The R1 Hoody. Ever heard of it? It is a product made by Patagonia which is often the go-to baselayer for late 3 season and 4 season activities. It became particularly identifiable when Richard Nisley mentioned it during a nice instruction he offered on the BackpackingLight forums where he addressed ideal clothing layering systems for backpackers.
My experience with Nisley’s research and findings has been very agreeable. His insight into how wind and head gear affect thermal comfort, especially when coupled with a windshirt, really offers great insight on lightweight and effective clothing systems. Fear of being cold is an emotion many people who enjoy the outdoors have experienced at one time or another and understanding that the answer does not always require you to be dressed up like an Eskimo is enlightening.
The problem with the R1 Hoody is two fold. First, it is $149. YIKES! And second, especially when you spent a little too much time in the microwave like I did before I was born, the R1 Hoody is no longer made in sizes beyond XL. Talking with Patagonia, they indicated even their fall 2012 line will not have an XXL despite offering it in their initial runs.

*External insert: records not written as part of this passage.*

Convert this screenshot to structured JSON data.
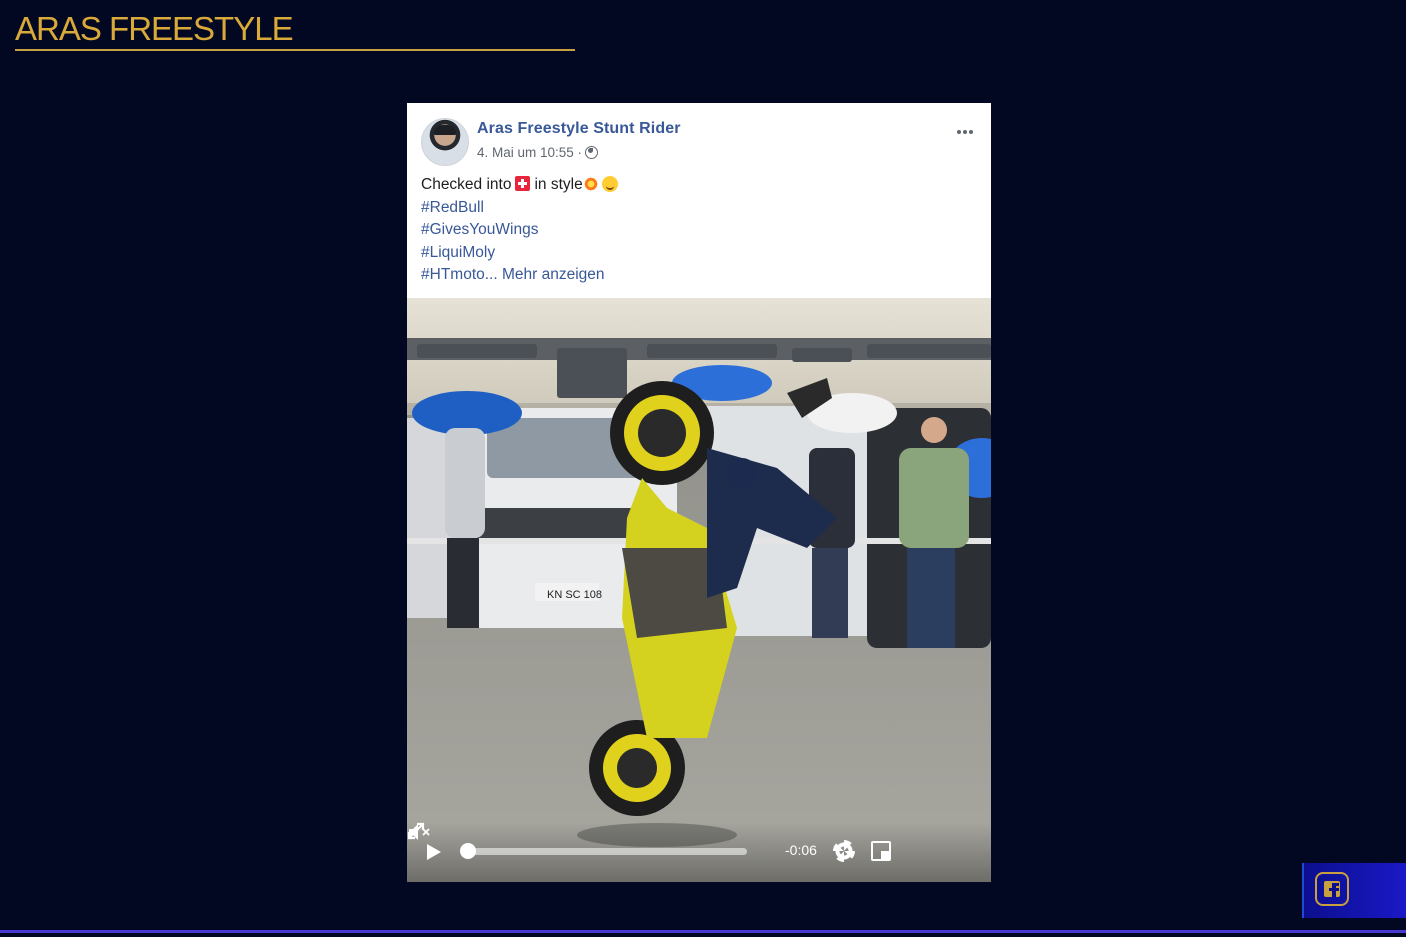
{
  "page": {
    "title": "ARAS FREESTYLE"
  },
  "post": {
    "author": "Aras Freestyle Stunt Rider",
    "timestamp": "4. Mai um 10:55 ·",
    "text_prefix": "Checked into",
    "text_middle": "in style",
    "hashtags": [
      "#RedBull",
      "#GivesYouWings",
      "#LiquiMoly"
    ],
    "last_hashtag": "#HTmoto...",
    "more_link": "Mehr anzeigen"
  },
  "video": {
    "time_remaining": "-0:06",
    "progress_fraction": 0.02,
    "license_plate": "KN SC 108"
  },
  "social": {
    "network": "facebook"
  },
  "colors": {
    "background": "#020822",
    "title": "#d9a939",
    "link": "#385898",
    "social_panel": "#0b0f8e"
  }
}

As a result, I needed to find an alternative to the R1. So who did I ask for guidance after my own research fell flat? Well, Richard Nisley of course.
Nisley offered two suggestions. The first was the E.C.W.C.S Hoodie from Cabelas and the second was the MEC T3 Stretch Hoody.
Needing something to cover my 6’5” frame (a “tall” version), I elected to go with the Cabelas offering. The E.C.W.C.S Hoodie, or “Extended Cold Weather Clothing System”, was originally developed for the U.S. Military and U.S. Special Operation Forces. I have no idea which product came first (Patagonia or Cabelas), but the Polartec Power Dry fabric and design look the same to me. To anyone lacking affluence, a great perk was that this item was $79 in an XXL tall (it is $69 on sale now) which is a whopping $70 less expensive than the Patagonia (or if you need to explain it to your spouse, “half price”). It is also made in regular sizes and non-tall versions. No matter how you shake it, it is simply a far better deal. If you need to see "Patagonia" on your chest to feel good about yourself, I suggest getting a marker and being as neat as possible.
So what’s the big deal? Well, this is a very unique garment. It is constructed to be a next-to-skin baselayer offering superior wicking action. When you look at it closely, it looks like a little checkerboard with high spots and low spots. When holding it up to a light, certain areas allow more light through than others. The beauty of this design is that it will keep you warm and allow for great moisture management because there is still circulation which is really the only chance you'll have to dry your garment. Because it comes with a hood, it can be used to greatly increase your comfort level when you stop or when you get cold. Being able to regulate your thermal comfort without digging through your pack for a hat or something to supplement the system is wonderful. Add a windshirt and there is no reason why this combination shouldn’t keep a moving hiker plenty comfortable in nearly any cold/colder conditions. It is my go-to cold/colder weather garment of choice. All this, and it feels more like a fleece or sweatshirt than the standard scratchy synthetic feel so common with capilene.
If you’ve ever struggled with staying warm or keeping your clothing dry in colder temperatures, this is truly a great innovation. It may also enable you to forgo “sleeping clothing” as you may arrive at camp entirely dry and comfortable. For bigger guys, it is nice to finally have an option that everyone else already had.
While you're shopping at Cabelas, pick up a nice Polar Weight Fleece hat. It's a great weight for winter and Cabelas currently has a sale on a hat/glove combination for $10, or $15 off from the normal $25 price. Well worth it.